二瓶教授は「川によって『氾濫危険水位』の目安の雨量が違うことがわかる。同じ雨量でも、地域によって危険度は異なるので、自分の住んでいる地域などを流れる川の目安を知って、気象情報などを確認するときの参考にしてほしい」と話しています。

災害の危険度 急激に高まるおそれ

台風6号本体や周辺の湿った空気の影響で、西日本と東日本の太平洋側では断続的に激しい雨が降り、地盤がゆるんでいるところがあります。

また国土交通省によりますと、九州北部では7月までの梅雨前線による大雨で、川の堤防や護岸が被害を受け復旧を終えていないところがあるほか、流れ込んだ土砂がたまったままになっている川もあるということです。

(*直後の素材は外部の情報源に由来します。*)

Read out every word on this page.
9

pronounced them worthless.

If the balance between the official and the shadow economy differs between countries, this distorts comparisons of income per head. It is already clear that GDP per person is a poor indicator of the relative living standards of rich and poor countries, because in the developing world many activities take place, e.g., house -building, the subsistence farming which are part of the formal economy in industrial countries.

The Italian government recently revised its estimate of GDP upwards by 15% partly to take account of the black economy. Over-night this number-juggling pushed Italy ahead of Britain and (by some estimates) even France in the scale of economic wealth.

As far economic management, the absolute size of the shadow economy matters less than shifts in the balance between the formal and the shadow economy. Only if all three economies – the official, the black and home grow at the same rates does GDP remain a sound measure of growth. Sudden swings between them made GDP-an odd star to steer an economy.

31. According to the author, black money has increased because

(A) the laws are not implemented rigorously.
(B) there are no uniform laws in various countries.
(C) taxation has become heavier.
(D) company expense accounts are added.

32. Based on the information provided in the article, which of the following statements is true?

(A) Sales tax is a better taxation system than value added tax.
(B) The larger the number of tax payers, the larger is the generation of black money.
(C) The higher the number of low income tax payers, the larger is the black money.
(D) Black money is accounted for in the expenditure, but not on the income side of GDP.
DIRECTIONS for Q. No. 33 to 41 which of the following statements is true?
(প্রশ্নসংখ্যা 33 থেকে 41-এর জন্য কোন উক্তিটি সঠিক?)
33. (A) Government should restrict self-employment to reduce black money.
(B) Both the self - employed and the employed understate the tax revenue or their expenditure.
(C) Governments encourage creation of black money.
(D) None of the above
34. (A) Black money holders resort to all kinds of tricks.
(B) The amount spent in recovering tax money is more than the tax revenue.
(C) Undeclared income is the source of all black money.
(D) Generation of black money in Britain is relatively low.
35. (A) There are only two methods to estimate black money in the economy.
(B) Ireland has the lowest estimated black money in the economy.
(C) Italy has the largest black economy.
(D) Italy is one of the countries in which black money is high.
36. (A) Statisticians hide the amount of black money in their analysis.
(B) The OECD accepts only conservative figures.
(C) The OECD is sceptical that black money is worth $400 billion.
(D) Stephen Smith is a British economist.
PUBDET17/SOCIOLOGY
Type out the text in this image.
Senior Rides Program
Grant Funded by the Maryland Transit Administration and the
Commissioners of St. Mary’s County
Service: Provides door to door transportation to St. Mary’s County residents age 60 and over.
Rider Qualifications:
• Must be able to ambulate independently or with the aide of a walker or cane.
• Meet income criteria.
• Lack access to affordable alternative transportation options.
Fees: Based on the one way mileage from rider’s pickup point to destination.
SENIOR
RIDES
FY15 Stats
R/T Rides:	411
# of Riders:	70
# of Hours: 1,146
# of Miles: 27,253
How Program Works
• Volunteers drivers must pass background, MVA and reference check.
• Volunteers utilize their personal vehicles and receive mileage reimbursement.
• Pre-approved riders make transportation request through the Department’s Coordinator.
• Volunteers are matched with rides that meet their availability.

こうした地域では、わずかな時間でまとまった雨が降ると土砂災害や川の氾濫などの災害の危険度が急激に高まるおそれがあり、厳重な警戒が必要です。

また台風から離れた四国や東海にかけての太平洋側でも発達した雨雲がかかり記録的な大雨となる可能性があります。

雨や風が夜の時間帯に強まると、避難所など外に出て安全な場所に移動することが難しくなります。

自治体が発表する情報や周囲の状況をよく確認し、特にお年寄りなど避難に時間がかかる人は早めの備えや避難を進めてください。